Nehemiah vs. Lehonti

While watching the Priesthood Session of General Conference yesterday, I noticed a contrast between the story President Uchtdorf was relating and a story in the book of Mormon.

Nehemiah served the king, Artaxerxes, and the king asked him, "Why is thy countenance sad, seeing thou art not sick?" (Nehemiah 2:2). Nehemiah responded, "why should not my countenance be sad, when the city, the place of my fathers’ sepulchres, lieth waste, and the gates thereof are consumed with fire?" (Nehemiah 2:3). Nehemiah wanted to rebuild the city of Jerusalem, and the king actually gave him authority to go and do it.

When Nehemiah first revealed his plan, "Sanballat the Horonite, and Tobiah the servant, the Ammonite, and Geshem the Arabian... laughed us to scorn, and despised us" (Nehemiah 2:19). Nehemiah, being brave and strong said, "The God of heaven, he will prosper us; therefore we his servants will arise and build" (Nehemiah 2:20).

As the Jews began construction on the walls around Jerusalem, they carried their tools in one hand, and " with the other hand held a weapon" (Nehemiah 4:17).

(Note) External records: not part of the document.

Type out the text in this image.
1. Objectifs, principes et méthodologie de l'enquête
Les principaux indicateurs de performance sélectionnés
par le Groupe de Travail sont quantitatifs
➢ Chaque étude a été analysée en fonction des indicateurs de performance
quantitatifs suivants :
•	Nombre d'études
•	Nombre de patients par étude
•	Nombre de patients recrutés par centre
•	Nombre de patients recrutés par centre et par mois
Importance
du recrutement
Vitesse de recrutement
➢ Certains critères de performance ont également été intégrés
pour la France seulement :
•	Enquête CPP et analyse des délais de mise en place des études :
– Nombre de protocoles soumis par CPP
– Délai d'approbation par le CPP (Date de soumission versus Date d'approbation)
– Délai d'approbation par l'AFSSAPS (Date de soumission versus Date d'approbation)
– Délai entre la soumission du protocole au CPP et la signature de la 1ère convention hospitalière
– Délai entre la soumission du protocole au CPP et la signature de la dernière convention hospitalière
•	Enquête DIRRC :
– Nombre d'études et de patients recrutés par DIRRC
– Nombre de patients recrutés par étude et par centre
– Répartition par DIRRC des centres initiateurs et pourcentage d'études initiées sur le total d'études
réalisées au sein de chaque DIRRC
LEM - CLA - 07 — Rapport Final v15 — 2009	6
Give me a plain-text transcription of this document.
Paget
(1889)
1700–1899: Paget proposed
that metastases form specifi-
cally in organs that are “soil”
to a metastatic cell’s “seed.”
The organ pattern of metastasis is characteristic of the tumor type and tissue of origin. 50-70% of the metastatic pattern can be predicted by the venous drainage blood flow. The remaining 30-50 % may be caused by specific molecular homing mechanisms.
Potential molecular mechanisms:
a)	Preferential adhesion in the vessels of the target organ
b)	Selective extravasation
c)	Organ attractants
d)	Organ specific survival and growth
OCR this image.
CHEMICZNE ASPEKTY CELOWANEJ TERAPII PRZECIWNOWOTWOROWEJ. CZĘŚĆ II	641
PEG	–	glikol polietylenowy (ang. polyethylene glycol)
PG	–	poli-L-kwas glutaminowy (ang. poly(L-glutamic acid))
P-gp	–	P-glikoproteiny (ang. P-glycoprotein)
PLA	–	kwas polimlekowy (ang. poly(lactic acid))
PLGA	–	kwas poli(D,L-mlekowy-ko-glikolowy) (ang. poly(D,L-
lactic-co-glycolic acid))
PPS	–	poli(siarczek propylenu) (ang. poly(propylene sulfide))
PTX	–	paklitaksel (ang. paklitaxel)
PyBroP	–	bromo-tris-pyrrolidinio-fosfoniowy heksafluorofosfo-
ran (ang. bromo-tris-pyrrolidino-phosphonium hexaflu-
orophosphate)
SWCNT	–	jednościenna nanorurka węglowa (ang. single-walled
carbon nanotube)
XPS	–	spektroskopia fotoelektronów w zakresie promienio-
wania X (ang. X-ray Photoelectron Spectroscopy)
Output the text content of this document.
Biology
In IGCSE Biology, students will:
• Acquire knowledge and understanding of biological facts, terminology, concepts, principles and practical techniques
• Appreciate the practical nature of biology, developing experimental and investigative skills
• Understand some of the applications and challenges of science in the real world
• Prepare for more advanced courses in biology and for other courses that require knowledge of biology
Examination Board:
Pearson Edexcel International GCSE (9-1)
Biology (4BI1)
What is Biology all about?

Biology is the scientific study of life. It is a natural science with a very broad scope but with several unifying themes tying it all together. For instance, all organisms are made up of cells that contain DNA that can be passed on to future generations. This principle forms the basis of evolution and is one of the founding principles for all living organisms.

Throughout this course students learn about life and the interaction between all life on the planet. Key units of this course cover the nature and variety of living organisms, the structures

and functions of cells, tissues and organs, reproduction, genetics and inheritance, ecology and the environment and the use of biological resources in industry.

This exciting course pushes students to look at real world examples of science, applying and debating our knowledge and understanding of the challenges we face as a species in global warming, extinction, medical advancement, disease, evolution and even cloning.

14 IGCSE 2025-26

Despite the constant oppostion he faced, Nehemiah responded with faith saying "I am doing a great work, so that I cannot come down: why should the work cease, whilst I leave it, and come down to you?"(Nehemiah 6:3).

As President Uchtdorf related that story, the story of Lehonti came to my mind. Moroni had just whipped the Lamanites (see Alma 44) and they were afraid to fight the Nephites again (see Alma 47:2). One group was especially afraid to fight the Nephites and they sought refuge on top of a mount. They and their leader, Lehonti, were "fixed in their mids with a determined resolution that they would not be subjected to go against the Nephites" (Alma 47:6).

The Nephite dissenter, Amalikiah, is sent to force Lehonti's group to join the battle against the Nephites, or to slay them (see Alma 47:3). Amalikiah sent secret messages to Lehonti on the mount to come down to talk three different times. But Lehonti would not come down (Alma 47:12). Finally, Amalikiah offered to meet Lehonti near his camp, and used treachery to put Lehonti at the head of all the armies. Lehonti was then "poison[ed] by degrees" (Alma 47:18).

Lehonti was safe as long as he stayed at the top of the mount, but as soon as he compromised with evil a little bit and met Amalikiah just a little way down the mountain, he was doomed. The contrast with Nehemiah could not be more stark. Nehemiah knew he was doing a great work and never came down. Lehonti was tricked into coming down by an appeal to his pride.